When the joy of life is denied, we line up with the priests who would put Lazarus to death simply for being alive out of order, instead of celebrating the restoration of brother to sister, friend to friend.
So, once again, as Martha served, doing what was necessary to make a fine party, Mary sealed the deal from her seat at Jesus’ feet, and he loved them both, and their brother too, and the fragrance of it filled the house. There is no doubt that Mary loved Jesus, there is no other way to understand her actions except through the lens of deep and abiding love, but how much did she know, how much did she realize? Even as she anointed his body with perfume once intended for his burial, Mary must have remembered how he had already overcome death once on her family’s behalf, when he raised up her brother. Even though Jesus said they would not always have him near them, Mary hoped against hope that it wasn’t true.
Did she anticipate his acclaimed entry into Jerusalem, with the palms waving and the people cheering? Did she anoint him king because she expected him to pull off some sort of miraculous, improbable kingly coup?
She knew that it was dangerous. They were bound to arrest him. Then did she expect Jesus to die and remain in the tomb, perfumed and preserved?

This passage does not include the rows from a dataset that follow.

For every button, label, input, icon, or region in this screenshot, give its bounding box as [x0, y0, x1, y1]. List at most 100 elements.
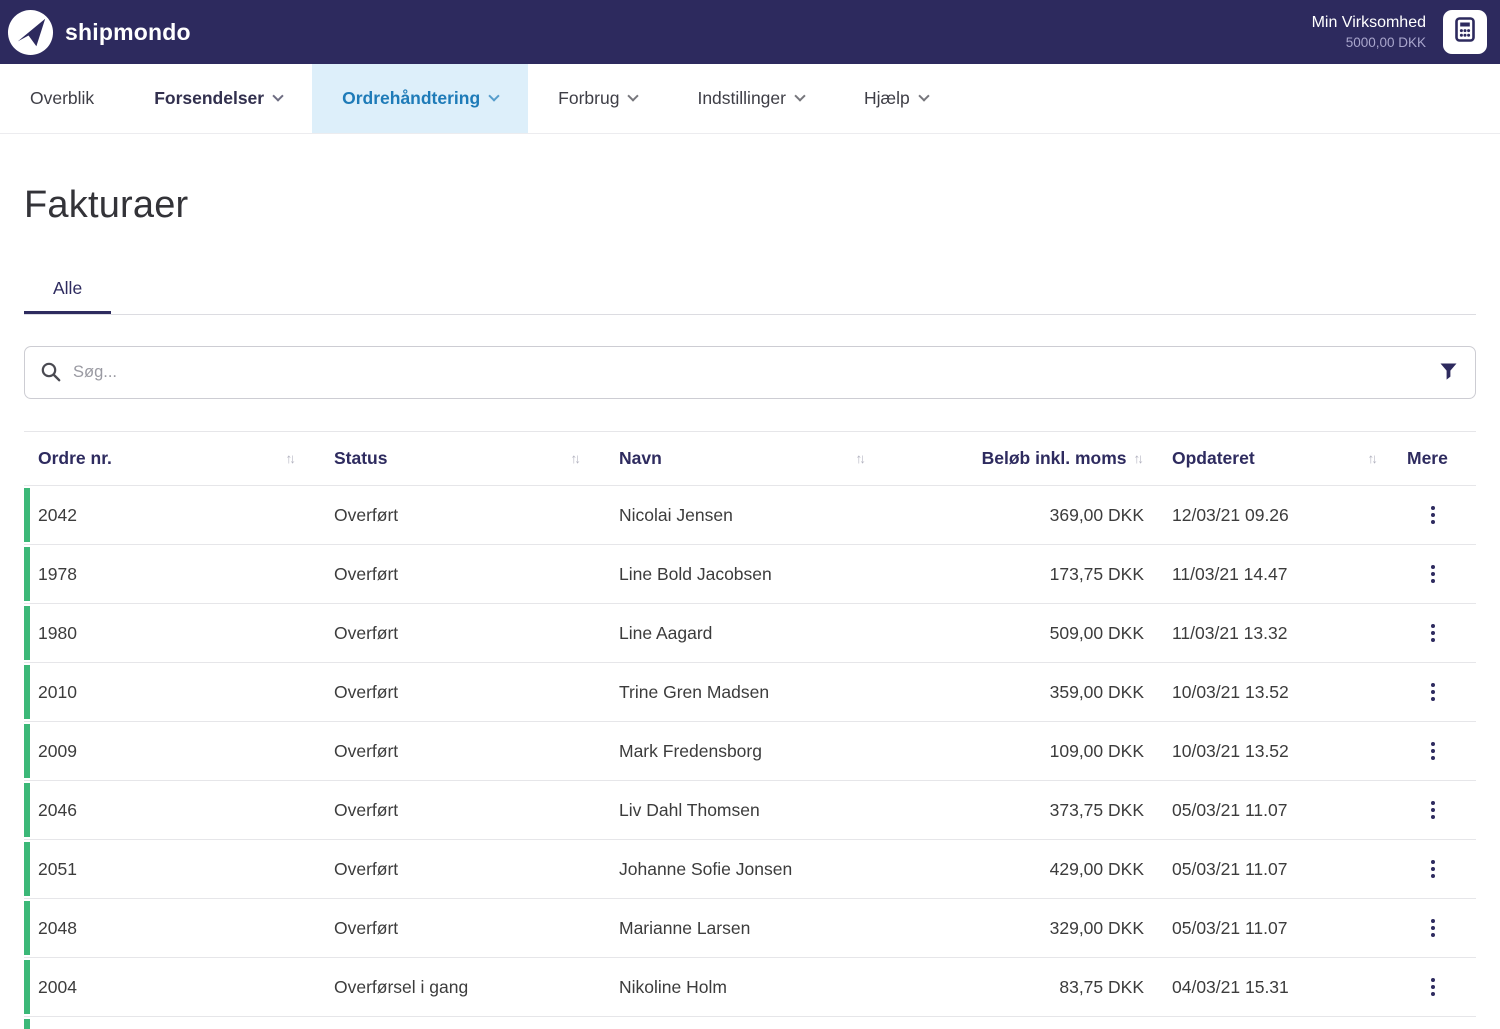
- cell-amount: 83,75 DKK: [890, 977, 1150, 998]
- search-row: [24, 346, 1476, 399]
- cell-name: Line Bold Jacobsen: [605, 564, 890, 585]
- nav-item-ordreh-ndtering[interactable]: Ordrehåndtering: [312, 64, 528, 133]
- cell-amount: 329,00 DKK: [890, 918, 1150, 939]
- cell-more: [1390, 559, 1476, 589]
- cell-name: Nicolai Jensen: [605, 505, 890, 526]
- cell-status: Overførsel i gang: [320, 977, 605, 998]
- balance-widget-button[interactable]: [1443, 10, 1487, 54]
- more-options-icon[interactable]: [1423, 677, 1443, 707]
- cell-name: Line Aagard: [605, 623, 890, 644]
- invoice-table: Ordre nr.↑↓Status↑↓Navn↑↓Beløb inkl. mom…: [24, 431, 1476, 1027]
- cell-more: [1390, 500, 1476, 530]
- cell-updated: 05/03/21 11.07: [1150, 918, 1390, 939]
- more-options-icon[interactable]: [1423, 913, 1443, 943]
- cell-name: Nikoline Holm: [605, 977, 890, 998]
- tabs: Alle: [24, 263, 1476, 315]
- table-row[interactable]: 2042OverførtNicolai Jensen369,00 DKK12/0…: [24, 486, 1476, 545]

Does she expect something else? Is she keeping him sweet smelling so that Martha, who warned him against entering Lazarus’ lair, does not have to worry about the stench from Jesus’ opened tomb? Jesus had already confounded the idea of death as the final act, the last word. Does Mary anticipate the resurrection?
Our anointing at baptism was not to perfume our bodies for the grave. It was to raise us up into new life and to ordain us to a royal priesthood. As we approach Holy Week, with its pomp and pall, betrayal and love, and passion and perfection hung out to dry, even as we approach the cross, we are seeking resurrection. Though we stumble, we are called to continue in hope.
We are a royal priesthood, anointed to share in the ministry of Jesus, to share in the fullness of his life, a life fully lived, with love and mercy, service, humility, friendship, grief, and joy, a life lived not alone, but in the company of friends and family who bring us to life.
Like Mary and Martha, Lazarus and Jesus, like Judas, in the midst of life we know death, and like Mary, in every death, and in every death to self, to fear, to sin, we know that there is the hope of resurrection.
Already, its fragrance fills the house.